Ultimately, she went on hospice. It was her choice; she decided she was ready.

From there, every day I turned to meditation, breathwork, sitting with sadness, memories, regrets, anger—all of it. All the emotions are present when you are walking with someone through dying.

But it kept me grounded. And I think it gave my mom a sense that I was there—present, advocating, supporting her.

It also brought us to a very special place in our relationship after a lifetime of some conflict. It felt like a way to make amends and end on a good note.

Alice: I can really relate to that “brutiful” feeling. When I lost my dad, it felt very similar—so hard to see them vulnerable, and not taken seriously.

There’s part of you that wants to run away, but your practice gives you the courage to stay present. And when you do stay present, there is also beauty in it—the intimacy, even in the heartbreak.

Carter: Yes. It’s having the courage to be present with what comes up—the emotions, the emergencies, the hospital visits, the physical pain.

It’s like the parent becomes the child, and you become the parent.

And I also see it as a duty. My mom parented me. She did the best she could with the tools she had. So for me, it felt important to be able to give back in that way.

We all have baggage, and this was a way of coming to terms with a lot of that.

Alice: I feel that there’s so much loss in motherhood in general. Our culture celebrates the joy and growth, but it doesn’t always talk about grief and loss—the gradual loss of our children as they grow, and then the very profound loss of our parents. Yoga seems to give us language for that, which isn’t always available in our culture and helps us process those feelings.

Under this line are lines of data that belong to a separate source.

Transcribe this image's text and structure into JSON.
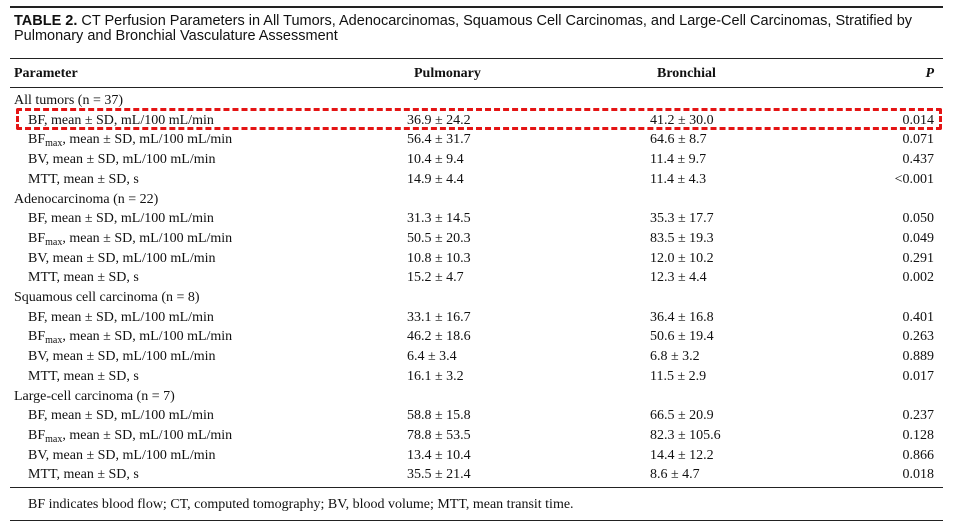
{
  "caption": {
    "label": "TABLE 2.",
    "line1": "CT Perfusion Parameters in All Tumors, Adenocarcinomas, Squamous Cell Carcinomas, and Large-Cell Carcinomas, Stratified by",
    "line2": "Pulmonary and Bronchial Vasculature Assessment"
  },
  "headers": {
    "parameter": "Parameter",
    "pulmonary": "Pulmonary",
    "bronchial": "Bronchial",
    "p": "P"
  },
  "rows": [
    {
      "group": "All tumors (n = 37)"
    },
    {
      "param": "BF, mean ± SD, mL/100 mL/min",
      "pul": "36.9 ± 24.2",
      "bro": "41.2 ± 30.0",
      "p": "0.014"
    },
    {
      "param_main": "BF",
      "param_sub": "max",
      "param_rest": ", mean ± SD, mL/100 mL/min",
      "pul": "56.4 ± 31.7",
      "bro": "64.6 ± 8.7",
      "p": "0.071"
    },
    {
      "param": "BV, mean ± SD, mL/100 mL/min",
      "pul": "10.4 ± 9.4",
      "bro": "11.4 ± 9.7",
      "p": "0.437"
    },
    {
      "param": "MTT, mean ± SD, s",
      "pul": "14.9 ± 4.4",
      "bro": "11.4 ± 4.3",
      "p": "<0.001"
    },
    {
      "group": "Adenocarcinoma (n = 22)"
    },
    {
      "param": "BF, mean ± SD, mL/100 mL/min",
      "pul": "31.3 ± 14.5",
      "bro": "35.3 ± 17.7",
      "p": "0.050"
    },
    {
      "param_main": "BF",
      "param_sub": "max",
      "param_rest": ", mean ± SD, mL/100 mL/min",
      "pul": "50.5 ± 20.3",
      "bro": "83.5 ± 19.3",
      "p": "0.049"
    },
    {
      "param": "BV, mean ± SD, mL/100 mL/min",
      "pul": "10.8 ± 10.3",
      "bro": "12.0 ± 10.2",
      "p": "0.291"
    },
    {
      "param": "MTT, mean ± SD, s",
      "pul": "15.2 ± 4.7",
      "bro": "12.3 ± 4.4",
      "p": "0.002"
    },
    {
      "group": "Squamous cell carcinoma (n = 8)"
    },
    {
      "param": "BF, mean ± SD, mL/100 mL/min",
      "pul": "33.1 ± 16.7",
      "bro": "36.4 ± 16.8",
      "p": "0.401"
    },
    {
      "param_main": "BF",
      "param_sub": "max",
      "param_rest": ", mean ± SD, mL/100 mL/min",
      "pul": "46.2 ± 18.6",
      "bro": "50.6 ± 19.4",
      "p": "0.263"
    },
    {
      "param": "BV, mean ± SD, mL/100 mL/min",
      "pul": "6.4 ± 3.4",
      "bro": "6.8 ± 3.2",
      "p": "0.889"
    },
    {
      "param": "MTT, mean ± SD, s",
      "pul": "16.1 ± 3.2",
      "bro": "11.5 ± 2.9",
      "p": "0.017"
    },
    {
      "group": "Large-cell carcinoma (n = 7)"
    },
    {
      "param": "BF, mean ± SD, mL/100 mL/min",
      "pul": "58.8 ± 15.8",
      "bro": "66.5 ± 20.9",
      "p": "0.237"
    },
    {
      "param_main": "BF",
      "param_sub": "max",
      "param_rest": ", mean ± SD, mL/100 mL/min",
      "pul": "78.8 ± 53.5",
      "bro": "82.3 ± 105.6",
      "p": "0.128"
    },
    {
      "param": "BV, mean ± SD, mL/100 mL/min",
      "pul": "13.4 ± 10.4",
      "bro": "14.4 ± 12.2",
      "p": "0.866"
    },
    {
      "param": "MTT, mean ± SD, s",
      "pul": "35.5 ± 21.4",
      "bro": "8.6 ± 4.7",
      "p": "0.018"
    }
  ],
  "footnote": "BF indicates blood flow; CT, computed tomography; BV, blood volume; MTT, mean transit time.",
  "colors": {
    "highlight_border": "#e41414",
    "rule": "#222222"
  }
}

Carter: Exactly. Our culture is very focused on forward motion—what’s next, what can we achieve—rather than how we can be and be present with our humanity.

But when we develop presence and awareness, and allow things to be as they are, it’s actually in that space that we move forward. That’s where we evolve.

Alice: Thank you so much, Carter. If people would like to work with you, what’s the best way to get in touch?

Carter: The easiest way is through our website: millyoga.com.

You can also reach me by phone through the contact number there, or email me at carter@millyoga.com.

I’m always happy to talk about what someone might need and whether we’re a good fit to work together. I really enjoy one-on-one work and that direct relationship.

Alice: Thank you so much. I’ve really enjoyed this conversation. It’s been so rich, and I really appreciate your wisdom, as always.

Carter: It’s always wonderful to talk with you, Alice. I’m really excited that you’ve created this way to connect with people.